If such arguments were convincing, they would weigh against any reductive theory of qualia. But they should not be convincing. A powerful but not dismissive response turns on distinguishing qualia properties from ways of representing them. Even if a creature has a special way of representing phenomenal properties that is unavailable to us, we can in principle objectively specify, express, or test for these phenomenal properties in other ways.

Dennett simply defines qualia overly narrowly, letting the least naturalistic philosophers own the term.

Replies from: SpectrumDT
comment by SpectrumDT · 2023-10-29T04:02:33.665Z · LW(p) · GW(p)

What article or book is that quote from?

comment by zulupineapple · 2018-04-24T12:40:13.625Z · LW(p) · GW(p)

Is it weird that this theory of consciousness was, for me, comfortable reading — the sort that immediately “rings bells,” that makes us exclaim to ourselves, with something like secret pride: “Of course! I knew that all along!” ? Does that mean it's a bad theory?

There is no Cartesian Theater where "you" watch what's happening in "your brain."

Even if there was such a part of the brain, it would itself be composed of parts that aren't entirely conscious, and so none of those parts would alone be "you". There are no alternatives, besides postulating souls (or elementary particles of consciousness).

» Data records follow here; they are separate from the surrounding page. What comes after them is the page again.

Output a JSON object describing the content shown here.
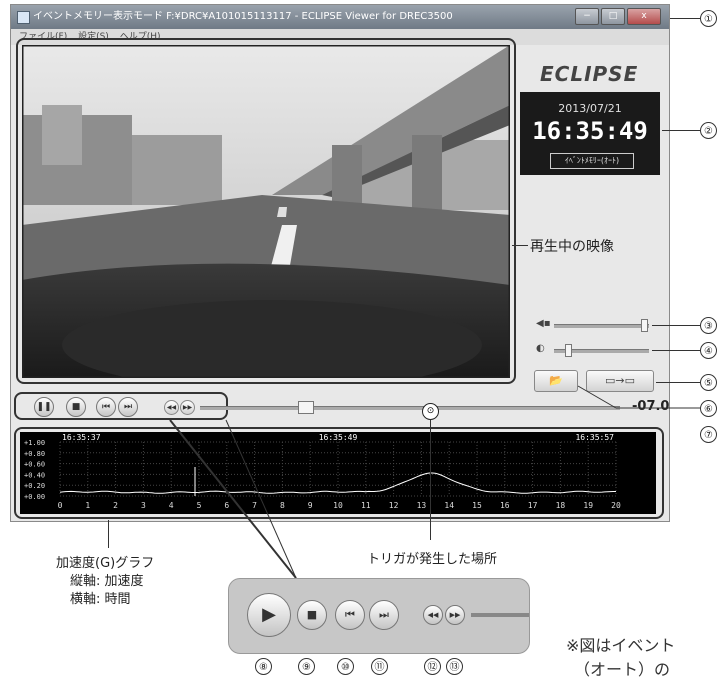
{
  "window": {
    "title": "イベントメモリー表示モード F:¥DRC¥A101015113117 - ECLIPSE Viewer for DREC3500",
    "minimize_label": "−",
    "maximize_label": "□",
    "close_label": "x"
  },
  "menu": {
    "items": [
      "ファイル(F)",
      "設定(S)",
      "ヘルプ(H)"
    ]
  },
  "brand": {
    "logo_text": "ECLIPSE"
  },
  "clock": {
    "date": "2013/07/21",
    "time": "16:35:49",
    "mode_label": "ｲﾍﾞﾝﾄﾒﾓﾘｰ(ｵｰﾄ)"
  },
  "volume": {
    "icon": "speaker-icon",
    "level": 0.95
  },
  "brightness": {
    "icon": "brightness-icon",
    "level": 0.15
  },
  "playback": {
    "position": 0.24,
    "offset_label": "-07.0"
  },
  "graph": {
    "y_ticks": [
      "+1.00",
      "+0.80",
      "+0.60",
      "+0.40",
      "+0.20",
      "+0.00"
    ],
    "x_ticks": [
      "0",
      "1",
      "2",
      "3",
      "4",
      "5",
      "6",
      "7",
      "8",
      "9",
      "10",
      "11",
      "12",
      "13",
      "14",
      "15",
      "16",
      "17",
      "18",
      "19",
      "20"
    ],
    "time_left": "16:35:37",
    "time_mid": "16:35:49",
    "time_right": "16:35:57"
  },
  "annotations": {
    "video_label": "再生中の映像",
    "graph_label_1": "加速度(G)グラフ",
    "graph_label_2": "縦軸: 加速度",
    "graph_label_3": "横軸: 時間",
    "trigger_label": "トリガが発生した場所",
    "note_text": "※図はイベント",
    "note_text_2": "（オート）の",
    "callouts": [
      "①",
      "②",
      "③",
      "④",
      "⑤",
      "⑥",
      "⑦",
      "⑧",
      "⑨",
      "⑩",
      "⑪",
      "⑫",
      "⑬"
    ]
  },
  "colors": {
    "window_bg": "#e8e8e8",
    "clock_bg": "#1a1a1a",
    "graph_bg": "#000000",
    "graph_line": "#ffffff"
  }
}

The latter isn't quite apriori impossible, but if it's appealing to you, then you're doing materialism wrong.

comment by romeostevensit · 2018-03-08T07:35:21.429Z · LW(p) · GW(p)

Is it in keeping with the spirit of Dennett's approach if I wonder what manner of self hatred would lead a man to spend a career trying to disprove his own existence?

Replies from: gjm
comment by gjm · 2018-03-14T00:52:23.881Z · LW(p) · GW(p)

Probably not, but in any case that isn't what Dennett has done.